When the argument CamelCase=True is given to the constructor,
CamelCase words will be hyphenated, too.

== Remarks ==

=== Performance ===

The DCWHyphenator is quite slow, due to the rekursive nature of the
algorithm.

Since the word length is bounded, the run time when used with ReportLab
is proportional to the number of lines, because only the last word
of each line will be handled by the hyphenator.

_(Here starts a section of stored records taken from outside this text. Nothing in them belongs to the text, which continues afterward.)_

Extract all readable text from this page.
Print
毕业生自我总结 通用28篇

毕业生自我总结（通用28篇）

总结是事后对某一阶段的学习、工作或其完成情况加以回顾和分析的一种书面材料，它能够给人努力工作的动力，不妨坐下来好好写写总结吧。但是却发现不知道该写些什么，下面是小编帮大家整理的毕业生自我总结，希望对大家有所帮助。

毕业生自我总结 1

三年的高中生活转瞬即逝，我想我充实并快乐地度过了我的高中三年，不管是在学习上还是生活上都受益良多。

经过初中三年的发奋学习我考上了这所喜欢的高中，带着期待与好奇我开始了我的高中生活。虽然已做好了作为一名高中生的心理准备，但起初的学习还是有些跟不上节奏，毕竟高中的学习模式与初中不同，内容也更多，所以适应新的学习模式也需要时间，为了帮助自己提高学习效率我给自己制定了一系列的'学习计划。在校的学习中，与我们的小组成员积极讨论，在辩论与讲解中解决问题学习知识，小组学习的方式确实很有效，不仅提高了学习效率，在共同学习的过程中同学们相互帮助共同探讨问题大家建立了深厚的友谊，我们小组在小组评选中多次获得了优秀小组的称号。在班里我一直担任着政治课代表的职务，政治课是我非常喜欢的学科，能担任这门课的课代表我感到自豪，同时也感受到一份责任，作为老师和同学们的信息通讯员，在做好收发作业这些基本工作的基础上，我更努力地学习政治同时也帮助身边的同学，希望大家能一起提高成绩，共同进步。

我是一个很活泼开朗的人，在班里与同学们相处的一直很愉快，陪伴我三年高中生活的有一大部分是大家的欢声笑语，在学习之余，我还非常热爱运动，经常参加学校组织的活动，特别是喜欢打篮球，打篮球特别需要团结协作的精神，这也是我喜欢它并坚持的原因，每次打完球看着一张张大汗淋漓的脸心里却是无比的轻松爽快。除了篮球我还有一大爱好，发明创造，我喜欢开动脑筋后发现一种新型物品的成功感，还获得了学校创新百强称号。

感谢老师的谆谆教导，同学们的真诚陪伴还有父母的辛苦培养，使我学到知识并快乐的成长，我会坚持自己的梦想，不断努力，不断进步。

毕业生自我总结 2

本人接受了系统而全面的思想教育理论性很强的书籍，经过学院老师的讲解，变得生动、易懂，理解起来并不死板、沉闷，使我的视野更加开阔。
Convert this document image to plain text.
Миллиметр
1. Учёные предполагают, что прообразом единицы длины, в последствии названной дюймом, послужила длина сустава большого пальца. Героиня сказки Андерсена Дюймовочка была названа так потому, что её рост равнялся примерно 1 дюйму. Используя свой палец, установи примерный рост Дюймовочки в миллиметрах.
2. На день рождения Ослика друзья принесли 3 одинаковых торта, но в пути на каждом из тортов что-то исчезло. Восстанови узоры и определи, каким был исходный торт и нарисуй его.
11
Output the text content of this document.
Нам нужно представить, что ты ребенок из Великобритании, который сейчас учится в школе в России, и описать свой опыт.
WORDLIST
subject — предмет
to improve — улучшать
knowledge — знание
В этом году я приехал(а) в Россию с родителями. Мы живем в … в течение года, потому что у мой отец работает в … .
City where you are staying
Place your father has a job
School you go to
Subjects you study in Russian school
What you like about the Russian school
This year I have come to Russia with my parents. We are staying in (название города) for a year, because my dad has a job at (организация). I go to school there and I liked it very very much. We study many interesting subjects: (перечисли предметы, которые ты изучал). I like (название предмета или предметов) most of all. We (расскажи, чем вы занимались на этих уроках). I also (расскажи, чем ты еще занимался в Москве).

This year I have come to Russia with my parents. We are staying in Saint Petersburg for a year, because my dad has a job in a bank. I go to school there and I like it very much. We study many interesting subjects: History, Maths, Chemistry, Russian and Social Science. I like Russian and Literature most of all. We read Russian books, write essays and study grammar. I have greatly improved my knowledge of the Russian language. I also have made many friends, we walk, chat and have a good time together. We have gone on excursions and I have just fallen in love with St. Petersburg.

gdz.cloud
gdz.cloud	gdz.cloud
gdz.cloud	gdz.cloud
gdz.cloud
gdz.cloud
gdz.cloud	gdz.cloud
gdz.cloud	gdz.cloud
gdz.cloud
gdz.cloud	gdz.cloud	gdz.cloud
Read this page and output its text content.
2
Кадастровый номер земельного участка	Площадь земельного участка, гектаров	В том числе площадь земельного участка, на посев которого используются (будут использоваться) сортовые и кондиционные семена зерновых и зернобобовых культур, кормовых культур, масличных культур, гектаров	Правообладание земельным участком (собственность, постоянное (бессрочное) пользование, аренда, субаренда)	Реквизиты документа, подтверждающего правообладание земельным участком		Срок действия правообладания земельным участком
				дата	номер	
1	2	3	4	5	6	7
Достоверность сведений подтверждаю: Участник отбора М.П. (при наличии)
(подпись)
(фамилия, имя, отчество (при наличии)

For the DCWHyphenator you can cache the results instead of using it
directly, using the following code:
{{{
import wordaxe
from wordaxe.DCWHyphenator import DCWHyphenator
hyph = DCWHyphenator("DE")
wordaxe.hyphRegistry ["DE"] = wordaxe.Cached(hyph, 1000)
}}}

=== Extensions ===

Other hyphenation libraries can easily integrated with the
help of ctypes or SWIG.

To do this, you have to override the member function "hyphenate",
which receives a Unicode-word as input and has to return 
a HyphenatedWord object or None.

=== Notes on ReportLab ===

The code in platypus/paragraph.py
is hard to read and therefore it is quite hard to extend the
functionality.

Since I was not able to add working hyphenation support to that code
in case of paragraph splitting, I decided to start a new Paragraph
implementation which a lot of code rewritten from scratch
(NewParagraph.py and para_fragments.py) and use that instead.